Per la libertà di movimento, per i diritti di cittadinanza

Sfruttare, criminalizzare, espellere. Ma prima il corso di italiano nel CPT

I volontari al CIE di Via Mattei per insegnare l'italiano in convenzione con l'Università

Dietro alle sbarre, con un decreto di espulsione in tasca, è ora possibile per i migranti detenuti nel carcere di Via Mattei imparare l’italiano, eseguire attività laboratoriali di bricolage, intraprendere vertenze per il recupero crediti sul lavoro, rivolgersi ad un’associazione di tutela dei diritti delle donne e avvalersi dei mediatori culturali. Il tutto in una stanza con banchi cementati al pavimento, in un’aula chiusa a chiave e sotto il controllo delle telecamere. A poche decine di metri ci sono le ronde dei militari con il mitra che impediscono evasioni e rivolte.

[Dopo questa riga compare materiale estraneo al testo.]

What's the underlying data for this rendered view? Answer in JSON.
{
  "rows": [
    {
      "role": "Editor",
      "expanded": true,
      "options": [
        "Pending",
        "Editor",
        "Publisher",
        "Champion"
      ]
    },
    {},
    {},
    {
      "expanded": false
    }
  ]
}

Gli interventi sono coordinati dal Progetto Sociale della Misericordia in collaborazione con Cgil (che fornisce anche gli insegnanti volontari per i corsi di italiano in tirocinio con l’Università di Bologna), con alcuni avvocati che gestiscono lo Sportello legale e con l’associazione SOS Donna, nell’ambito di un Protocollo con il Garante delle libertà per i detenuti.
Per un migrante avere la fortuna di incontrare simili opportunità di emancipazione e di integrazione promossi con spirito di cooperazione e di solidarietà proprio in un CIE potrebbe sembrare per certi versi una beffa, o perlomeno un paradosso, dal momento che proprio nei CIE si suggella il suo status di persona indesiderata, di corpo da espellere ad ogni costo, anche spendendo parecchi soldi pubblici.

I referenti del progetto sociale dichiarano di agire nell’ottica della “riduzione del danno”, ossia per cercare di alleviare le sofferenze, lo sconforto e la desolazione della reclusione in un luogo costruito come un carcere di massima sicurezza, presidiato giorno e notte dai militari dell’esercito. Dichiarano anche che le nuove attività “sono anche un deterrente per comportamenti auto ed etero aggressivi”.

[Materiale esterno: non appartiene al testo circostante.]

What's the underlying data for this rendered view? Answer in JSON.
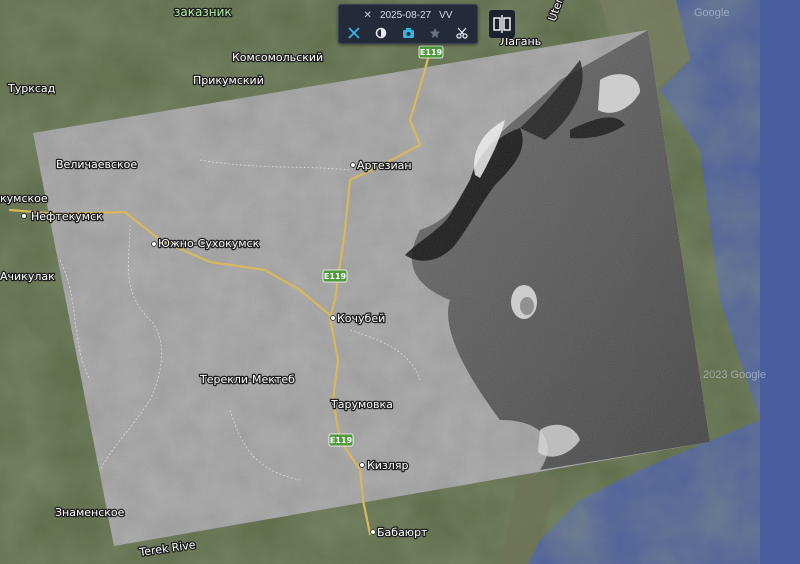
{
  "toolbar": {
    "date": "2025-08-27",
    "polarization": "VV",
    "buttons": [
      "tools-icon",
      "layers-icon",
      "camera-icon",
      "star-icon",
      "scissors-icon"
    ]
  },
  "split_button": "split-view-icon",
  "places": {
    "zakaznik": "заказник",
    "komsomolsky": "Комсомольский",
    "prikumsky": "Прикумский",
    "turksad": "Турксад",
    "velichaevskoe": "Величаевское",
    "kumskoe": "кумское",
    "neftekumsk": "Нефтекумск",
    "yuzhno_sukhokumsk": "Южно-Сухокумск",
    "achikulak": "Ачикулак",
    "artezian": "Артезиан",
    "kochubey": "Кочубей",
    "terekli_mekteb": "Терекли-Мектеб",
    "tarumovka": "Тарумовка",
    "kizlyar": "Кизляр",
    "znamenskoe": "Знаменское",
    "babayurt": "Бабаюрт",
    "lagan": "Лагань",
    "terek_river": "Terek Rive",
    "kalmyk_label": "Utemir"
  },
  "road_shields": [
    "E119",
    "E119",
    "E119"
  ],
  "watermarks": [
    "Google",
    "2023 Google"
  ],
  "colors": {
    "sea": "#4a5e9e",
    "land": "#5d6b4a",
    "road": "#d8b85a",
    "toolbar_bg": "#232a3a",
    "accent": "#39b5e0"
  }
}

Nella presentazione sulla stampa locale (Il Domani di Bologna del 23/9/2008) colpisce l’atteggiamento buonista che anima l’intervento, ma certo non può non trasparire soprattutto l’ipocrisia di un simile progetto, che omette di affrontare il nodo centrale della detenzione amministrativa, ossia perché sia possibile recludere come criminali che debbano scontare una condanna persone che sono invece vittime delle leggi comunitarie e nazionali, che le escludono dalla categoria dei migranti regolari, nonostante in Italia lavorino duramente nei cantieri, nelle botteghe degli artigiani, nei capannoni industriali.

Come è possibile conciliare l’ingiustizia agita sulle vite di queste donne e uomini dal sistema di esclusione e di marginalizzazione rappresentata dal centro di detenzione per migranti con il conforto e il servizio offerto da operatori umanitari e volontari?
In realtà è proprio questo lo scopo dei progetti di umanizzazione dei Centri di detenzione o di “riduzione del danno”: lenire il rimorso, placare le coscienze, confondere la crudeltà di un sistema che sfrutta, criminalizza, espelle.

L’Italia non vuole i clandestini, ma se ci sono li mette al lavoro e li sfrutta, approva leggi perché restino clandestini e poi li insulta, li criminalizza, inventa reati per aumentarne la colpa e spogliarli di ogni residuo di dignità e costruisce carceri speciali in cui eseguire l’estrema punizione, ossia l’espulsione. Poi chiama i volontari per insegnar loro l’italiano prima di dargli un calcio nel sedere.

Dopo dieci anni di maledetta presenza dei CPT nei nostri territori, ridurre il danno dei centri di detenzione per migranti significa normalizzare il confinamento e giustificare il diritto parallelo per gli immigrati.
Accettare l’intervento umanitario significa rinunciare a reclamare il diritto ufficiale.